I am the creator behind Dolls and Dead Things, most known for unique jewelry and dolls containing real human bone. The thing that I get asked the most is probably the same thing you are thinking right now – “where do you get human bones?”. And now we come to the grave robbing.
Most people, I think, at first are a bit surprised to learn that it is entirely legal to own, buy, sell and use human bones in the US. Get your hands on someone’s skeleton and it’s up to your every whim and fancy what exactly you want to do with it.
Although there are exceptions to every rule, you can’t own bones from Native American burial sites, or from any anthropological sources and for some reason Georgia and Tennessee aren’t too fond of you harboring dead people. Well, most places frown upon having meaty dead bodies lying around, but by in large, states aren’t too fussed if you’re just hanging out with a bag of bones. So where do you get bones then, without going all Dahmer or resorting to digging up burial sites? (two things which are labor intensive, ridiculously messy and incredibly illegal, not to mention that I have a feeling there might be some nasty karma hanging over your head for awhile).
Mostly you get them from scientific establishments, schools, research institutes anywhere that has a steady supply of dead people and a nice pot of leftovers after they’ve poked, prodded, hack sawed and researched away on them. So then it’s up to the institute – burn them, bury them or sell them on for fun and profit, ok, not fun necessarily, not until I get them anyway.
So then it would seem that the previously living specimens were people who had donated their bodies to science, they were never buried and therefore graves were never technically robbed. Sure they probably never imagined that their left femur was going to be wearing a top hat and paisley print doll vest but I seriously doubt they care at this point. There is a hitch in this neat and tidy little system of bone trade. Most of the bodies for sell in the US aren’t American.
Right now most of the bones that get passed around are from China (in the 80s India made it illegal for their bones to be exported and traded, before then they were the biggest bone supplier). And to be honest I doubt there are few American sources that spend a lot of time delving into the how, what, why and where of their dead Chinese friends. Really that is neither here nor there because just recently China has tightened up their bone trade and they are cutting off supply.
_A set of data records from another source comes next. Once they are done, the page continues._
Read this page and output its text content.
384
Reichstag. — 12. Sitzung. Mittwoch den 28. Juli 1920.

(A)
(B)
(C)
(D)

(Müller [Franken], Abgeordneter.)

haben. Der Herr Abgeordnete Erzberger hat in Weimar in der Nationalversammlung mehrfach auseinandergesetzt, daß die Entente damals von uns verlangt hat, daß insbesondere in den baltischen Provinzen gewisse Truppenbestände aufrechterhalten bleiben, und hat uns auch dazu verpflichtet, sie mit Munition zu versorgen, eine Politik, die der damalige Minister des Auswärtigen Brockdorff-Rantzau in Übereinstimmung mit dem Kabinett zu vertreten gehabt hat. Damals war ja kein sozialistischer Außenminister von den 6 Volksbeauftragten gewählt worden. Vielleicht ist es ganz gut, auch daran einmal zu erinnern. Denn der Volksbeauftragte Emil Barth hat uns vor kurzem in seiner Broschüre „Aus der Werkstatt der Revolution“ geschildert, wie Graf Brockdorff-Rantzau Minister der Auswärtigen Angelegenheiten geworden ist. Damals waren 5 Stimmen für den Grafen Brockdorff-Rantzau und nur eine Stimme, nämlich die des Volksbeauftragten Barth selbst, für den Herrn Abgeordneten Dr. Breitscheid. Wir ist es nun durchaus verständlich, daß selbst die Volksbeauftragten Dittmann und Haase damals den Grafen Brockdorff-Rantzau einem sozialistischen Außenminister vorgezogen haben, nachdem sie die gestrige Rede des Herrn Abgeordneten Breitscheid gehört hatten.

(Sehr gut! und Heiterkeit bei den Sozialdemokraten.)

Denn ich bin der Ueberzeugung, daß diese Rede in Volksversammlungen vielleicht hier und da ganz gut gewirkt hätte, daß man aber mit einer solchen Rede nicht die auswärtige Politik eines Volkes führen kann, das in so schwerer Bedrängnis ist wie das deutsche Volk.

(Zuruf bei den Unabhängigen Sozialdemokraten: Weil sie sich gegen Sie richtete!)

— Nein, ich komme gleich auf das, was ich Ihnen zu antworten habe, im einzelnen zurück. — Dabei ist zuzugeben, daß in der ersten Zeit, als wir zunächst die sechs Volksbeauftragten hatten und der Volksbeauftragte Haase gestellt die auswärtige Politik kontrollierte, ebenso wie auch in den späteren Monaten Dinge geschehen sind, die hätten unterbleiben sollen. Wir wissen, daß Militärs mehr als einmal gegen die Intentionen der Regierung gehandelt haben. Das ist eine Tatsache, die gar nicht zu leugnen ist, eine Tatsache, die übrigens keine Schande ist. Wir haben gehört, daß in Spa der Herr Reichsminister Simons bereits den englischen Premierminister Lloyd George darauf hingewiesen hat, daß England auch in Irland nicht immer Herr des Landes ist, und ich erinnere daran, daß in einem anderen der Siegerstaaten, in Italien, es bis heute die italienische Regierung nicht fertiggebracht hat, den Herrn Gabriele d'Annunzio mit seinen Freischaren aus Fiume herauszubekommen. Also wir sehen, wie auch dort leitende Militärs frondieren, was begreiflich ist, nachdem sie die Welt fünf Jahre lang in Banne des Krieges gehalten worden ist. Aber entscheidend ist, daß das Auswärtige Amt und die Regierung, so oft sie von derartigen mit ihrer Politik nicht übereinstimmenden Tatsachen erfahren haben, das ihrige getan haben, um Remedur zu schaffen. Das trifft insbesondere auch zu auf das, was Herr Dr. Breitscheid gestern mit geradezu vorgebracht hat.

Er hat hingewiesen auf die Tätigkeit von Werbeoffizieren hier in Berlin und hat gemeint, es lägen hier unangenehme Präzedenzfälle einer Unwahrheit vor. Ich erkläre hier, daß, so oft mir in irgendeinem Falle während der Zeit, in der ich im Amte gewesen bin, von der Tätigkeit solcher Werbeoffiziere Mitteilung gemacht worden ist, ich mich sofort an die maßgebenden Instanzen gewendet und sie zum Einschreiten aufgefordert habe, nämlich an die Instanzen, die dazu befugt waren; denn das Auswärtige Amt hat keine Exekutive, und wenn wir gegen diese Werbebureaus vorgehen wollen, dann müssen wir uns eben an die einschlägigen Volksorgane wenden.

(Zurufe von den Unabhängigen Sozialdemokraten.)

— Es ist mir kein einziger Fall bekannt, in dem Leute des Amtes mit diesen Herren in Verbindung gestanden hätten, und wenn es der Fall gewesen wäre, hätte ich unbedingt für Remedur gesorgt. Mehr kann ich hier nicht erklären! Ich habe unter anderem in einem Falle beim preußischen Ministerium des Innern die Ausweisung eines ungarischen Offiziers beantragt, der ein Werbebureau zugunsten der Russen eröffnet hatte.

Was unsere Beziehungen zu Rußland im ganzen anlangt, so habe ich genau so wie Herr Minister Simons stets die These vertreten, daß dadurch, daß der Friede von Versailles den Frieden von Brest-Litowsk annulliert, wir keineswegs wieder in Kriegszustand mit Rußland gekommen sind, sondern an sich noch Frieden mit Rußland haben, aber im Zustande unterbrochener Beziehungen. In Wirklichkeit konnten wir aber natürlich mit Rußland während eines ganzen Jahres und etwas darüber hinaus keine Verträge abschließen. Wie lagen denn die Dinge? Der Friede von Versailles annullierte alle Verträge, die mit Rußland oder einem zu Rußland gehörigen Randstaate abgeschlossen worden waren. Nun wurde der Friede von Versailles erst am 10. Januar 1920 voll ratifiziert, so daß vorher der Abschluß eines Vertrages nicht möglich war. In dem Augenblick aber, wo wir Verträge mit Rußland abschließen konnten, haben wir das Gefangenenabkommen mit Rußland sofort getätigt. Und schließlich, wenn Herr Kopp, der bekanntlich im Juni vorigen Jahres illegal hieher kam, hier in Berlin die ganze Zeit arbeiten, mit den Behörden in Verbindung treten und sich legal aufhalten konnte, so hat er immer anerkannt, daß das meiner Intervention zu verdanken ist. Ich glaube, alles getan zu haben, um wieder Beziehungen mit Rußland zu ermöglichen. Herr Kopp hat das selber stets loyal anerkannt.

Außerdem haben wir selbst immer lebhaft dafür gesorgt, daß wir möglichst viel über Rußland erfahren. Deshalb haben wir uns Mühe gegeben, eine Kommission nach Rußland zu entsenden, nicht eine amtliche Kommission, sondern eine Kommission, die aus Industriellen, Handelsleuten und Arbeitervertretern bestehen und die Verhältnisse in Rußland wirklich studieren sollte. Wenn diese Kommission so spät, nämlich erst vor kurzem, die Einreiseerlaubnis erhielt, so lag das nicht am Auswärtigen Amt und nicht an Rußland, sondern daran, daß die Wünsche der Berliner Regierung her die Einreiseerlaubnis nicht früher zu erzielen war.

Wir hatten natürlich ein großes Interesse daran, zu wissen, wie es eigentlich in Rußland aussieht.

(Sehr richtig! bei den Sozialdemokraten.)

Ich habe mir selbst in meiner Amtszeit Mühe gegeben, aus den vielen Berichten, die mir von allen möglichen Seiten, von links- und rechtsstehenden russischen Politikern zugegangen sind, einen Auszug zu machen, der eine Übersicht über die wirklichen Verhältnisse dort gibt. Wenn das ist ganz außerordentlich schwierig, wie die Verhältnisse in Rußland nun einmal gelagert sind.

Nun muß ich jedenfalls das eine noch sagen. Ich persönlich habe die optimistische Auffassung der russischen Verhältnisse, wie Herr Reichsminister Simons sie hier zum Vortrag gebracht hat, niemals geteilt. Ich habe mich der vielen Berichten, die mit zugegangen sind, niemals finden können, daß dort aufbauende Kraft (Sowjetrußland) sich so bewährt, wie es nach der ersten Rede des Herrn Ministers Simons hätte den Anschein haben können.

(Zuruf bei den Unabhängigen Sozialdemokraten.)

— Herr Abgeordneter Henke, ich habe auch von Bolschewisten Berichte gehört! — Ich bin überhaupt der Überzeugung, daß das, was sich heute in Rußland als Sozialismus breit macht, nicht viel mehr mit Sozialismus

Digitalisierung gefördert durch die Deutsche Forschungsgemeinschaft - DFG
This means that it may become incredibly difficult to actually come by legal bones in the near future and artists like me are just going to have to fondly remember the good old days of being able to have our way with dead people.
Don’t fear for Dolls and Dead Things however, if the bone trade disappears, there is a large scale plan slowly at work. Much like I would imagine serial killers and cannibals feel (although please note I have no interest in killing nor eating another human, however, “accidental cannibalism” is a job hazard and I will tell you about that another time) – once you spend some time with dead guys you kind of get addicted to it and you want to be around dead people all the time. Weird and creepy but oh so true.
So it has come to pass that while I work on my pretty little dead dolls (and the fact that I design, cut and sew every piece of their clothing by hand without the help of sewing machines, patterns or pre made pieces means that each one takes up a good deal of time) I am also slowly making my way through a school of Mortuary Sciences.
I don’t fully intend to become an undertaker to harvest my clients for art material, rather I have learned that I really enjoy the company of the dead. I also have a vast reverence for what death means to those still living as well as a great respect for those recently departed and what it means to have just lost life. I want to be a good mortician, creating the experience of a final good bye that leaves the dead in state of suspended beauty and the living in a state of serene peace. But it’s not all going to be solemn morticianry and satin lined pine boxes. I am going to fully admit that my plan is to someday, and I realize this is a way into the future, be able to have people excited about the concept of me being their mortician because I want to create life size versions of my dolls
Don’t start calling authorities on me just yet!
I don’t want to do solitary, midnight back room flesh sculptures only to be found out and splashed all over CNN for a couple of days until someone does something more interestingly sinister. I want it to be the next big thing in being dead, I want to be your alternative to the grave, I want people to willingly leave me their bodies for artistic purposes.
I want to create large scale, elaborate versions of my dolls with whole real bodies, and preserve them as well as possible, so they may last and be viewed for years after. Imagine theme funerals, where the deceased is craftily and wonderfully done up to look like The Queen of Hearts and an entire mourning room done in pretty, lacy hearts and shades of red, now that would be a way to send someone to the other side.
The reason this is way into the future isn’t for lack of volunteers, I’ve had quite a few people say they would happily leave remains to my care to do with as I pleased, the first thing is that I would need to be thoroughly educated in embalming and otherwise preserving and restoring human bodies. I know a lot about the bones but have yet to actually work with any meaty bits, however, we are getting there little by little.
The other and much wider obstacle is over coming society’s general feelings and fears about death….but that will be a subject for another letter from the very cluttered desk of this grave robber.